Кажется, он совсем разошелся. Они уже отошли от сарая, а за спинами их все слышится это «ку-к-ка-р-реку» и нежданно — возбужденное кудахтанье кур.
Видно, они все и там, у сарая, и в сарае — ждут весны. Лишь сигнал подай.
Копна снега под навесом, что чуть дальше от хозяйства лесника, тоже напоминает о весне и о лете. Копна тает, как и снег, сена осталось уже совсем чуть-чуть (хватит ли леснику для его коровы до первого весеннего выпаса?), но и эти остатки копны пахнут уже весной и летом, пахнут дурманяще.
Чем дальше в лес, тем больше причудливых зимних чудес. И не одни уже белые куропатки, песцы и пучки ваты на голых стволах и на лапах елей, а и удивительные фигуры из снега, которые никогда не построит нарочно ни один мальчишка. Дед Мороз, лежащий на боку, — он подложил под голову с мохнатой шапкой руку и лежит себе спокойно, отдыхает после трудных декабрьских дней и январской вьюги, и, верно, снятся ему хорошие сны. И Снегурочка, выросшая на срубленном пне березы, рядом с сосной, — тонкая, обмытая ветрами. И белые мишки, и тюлени, и пингвины.
А рядом сломанный ствол березы, и на нем белые охапки в окружении сухих стеблей крапивы, и все это в снегу, занесенное, похожее на Гулливера в стране лилипутов. Развалился Гулливер на поникшем стволе березы, а вокруг него мельтешат маленькие существа — крапивные человечки, лилипуты. Внизу, под столом, настоящая пещера — полметра глубиной и вышиной.

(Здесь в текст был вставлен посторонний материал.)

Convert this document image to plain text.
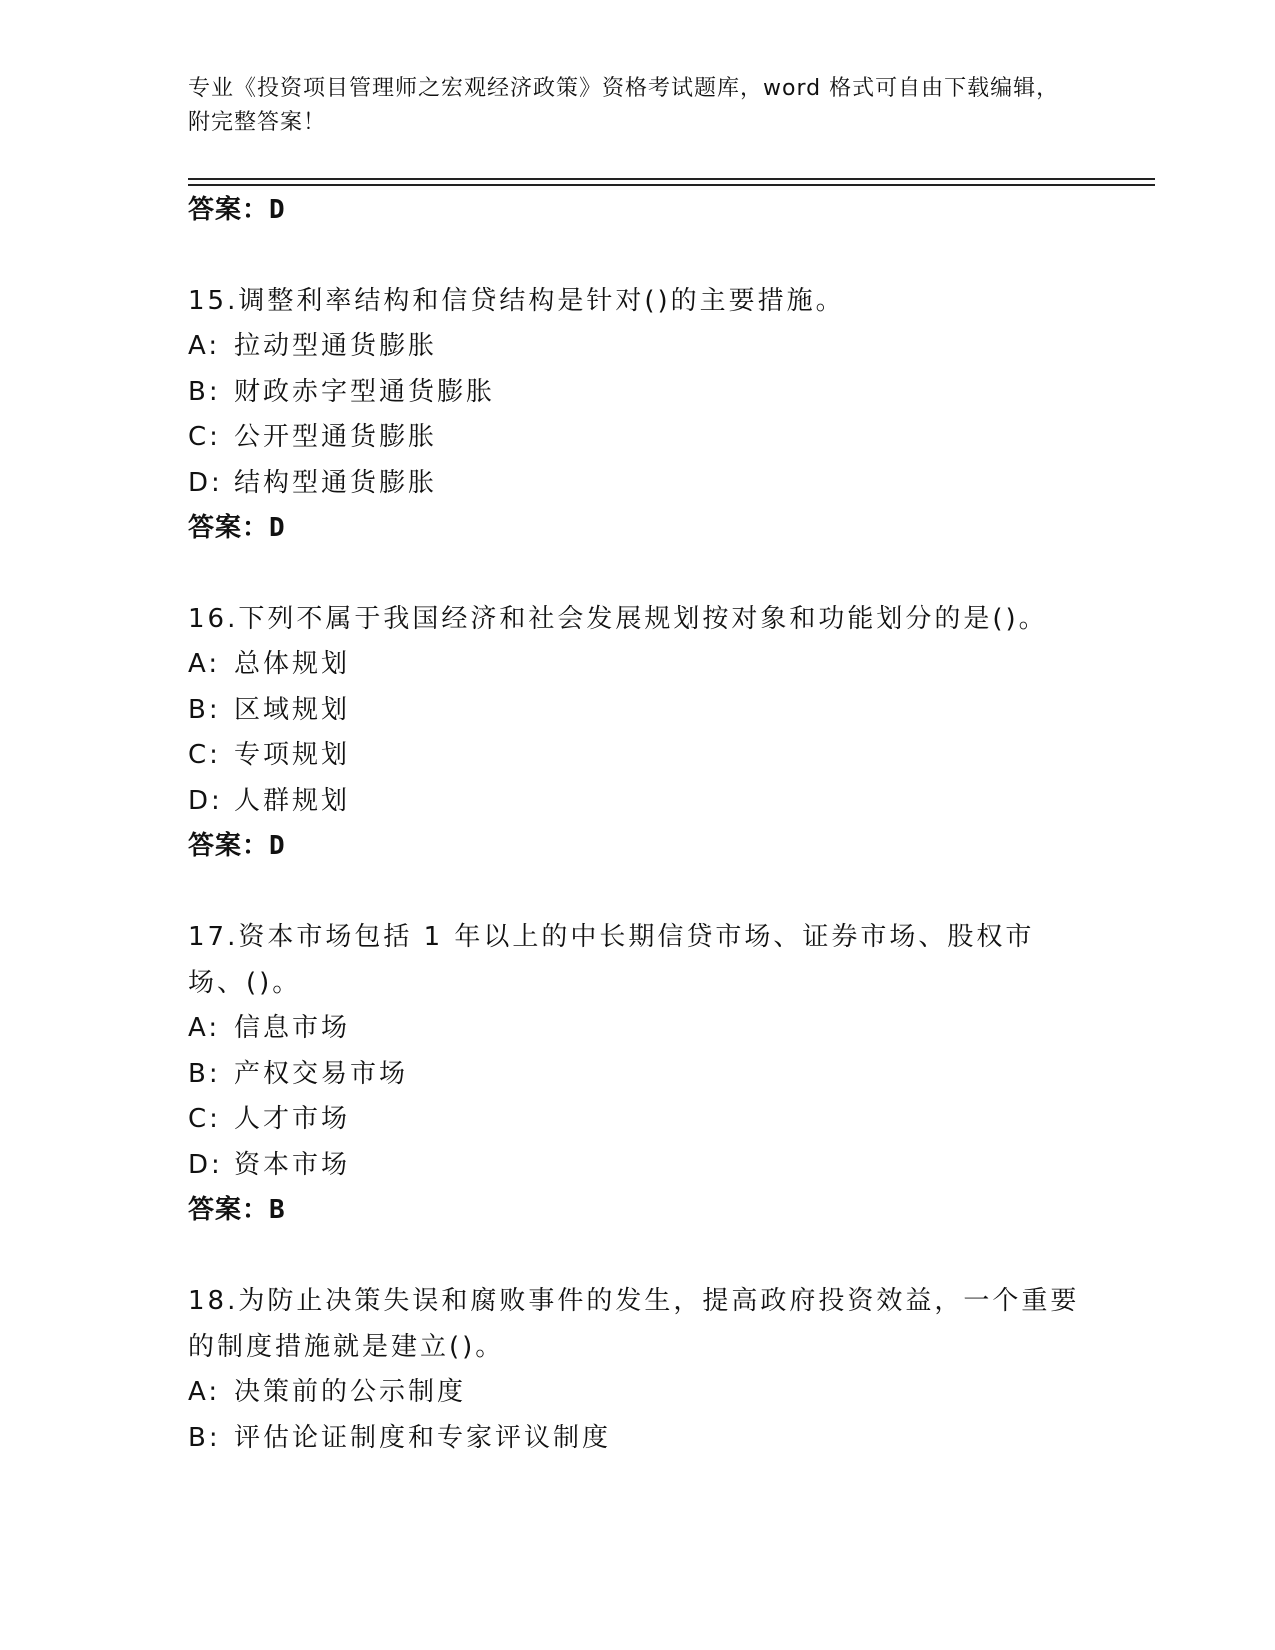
专业《投资项目管理师之宏观经济政策》资格考试题库，word 格式可自由下载编辑，附完整答案！
答案：D
15.调整利率结构和信贷结构是针对()的主要措施。
A: 拉动型通货膨胀
B: 财政赤字型通货膨胀
C: 公开型通货膨胀
D: 结构型通货膨胀
答案：D
16.下列不属于我国经济和社会发展规划按对象和功能划分的是()。
A: 总体规划
B: 区域规划
C: 专项规划
D: 人群规划
答案：D
17.资本市场包括 1 年以上的中长期信贷市场、证券市场、股权市场、()。
A: 信息市场
B: 产权交易市场
C: 人才市场
D: 资本市场
答案：B
18.为防止决策失误和腐败事件的发生，提高政府投资效益，一个重要的制度措施就是建立()。
A: 决策前的公示制度
B: 评估论证制度和专家评议制度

И еще такие же пещеры, норы и норки. У молодых елочек — их много в лесу. У поленниц дров. У кустарников. Возле чудом сохранившихся с осени лесных сорняков — трав всяких и палок, торчащих между деревьями.
Снег завалил их — каждое по-разному, ветер продул, и вот вам — тысяча и одна сказка Берендея!
И вновь ели и сосны.
Под елями — меньше снега. Почти круглые провалы в снегу, ложбинки, усыпанные хвоей, ветками и просто зелеными иголками. И шишки там лежат, какие шишки! Но туда через снег не проберешься…
Ничего, есть шишки и на тропке.
Александр Петрович поднимает подряд три шишки. Все тяжелые, замороженные, в снегу.
— Вы тоже интересуетесь? — спрашивает мальчишка и советует: — Вы их домой принесите… Они оттаивать начнут, и трещать, и пахнуть по-особому. Дома лесом пахнет. И знаете, чешуйки у них будут раскрываться — одна за одной, одна за одной — и оттуда семечки выпадать…
— А я думал, ты для самовара собираешь шишки, — вырвалось у Александра Петровича.
Спутник его вроде даже обиделся:
— Самовара у нас и нет совсем. У нас — газ!
И, чуть помолчав, добавил:
— Хорошо, просто. Они как ежики становятся. А семена я, между прочим, собираю в коробочку. Потом в лес выбрасываю. Пусть растут. Лес, он же расти должен!..
Лес, он должен расти, и Александр Петрович понимает это сейчас. Как и понимает все то, что видит, приезжая сюда вот уже много-много лет. Чем дальше от него война, тем чаще его тянет сюда.
А тогда, в сорок первом, он, кажется, ничего не видел. Кроме того, как немцы бьют этот лес — из орудий, из минометов, давят его, взрывают танками и бомбами.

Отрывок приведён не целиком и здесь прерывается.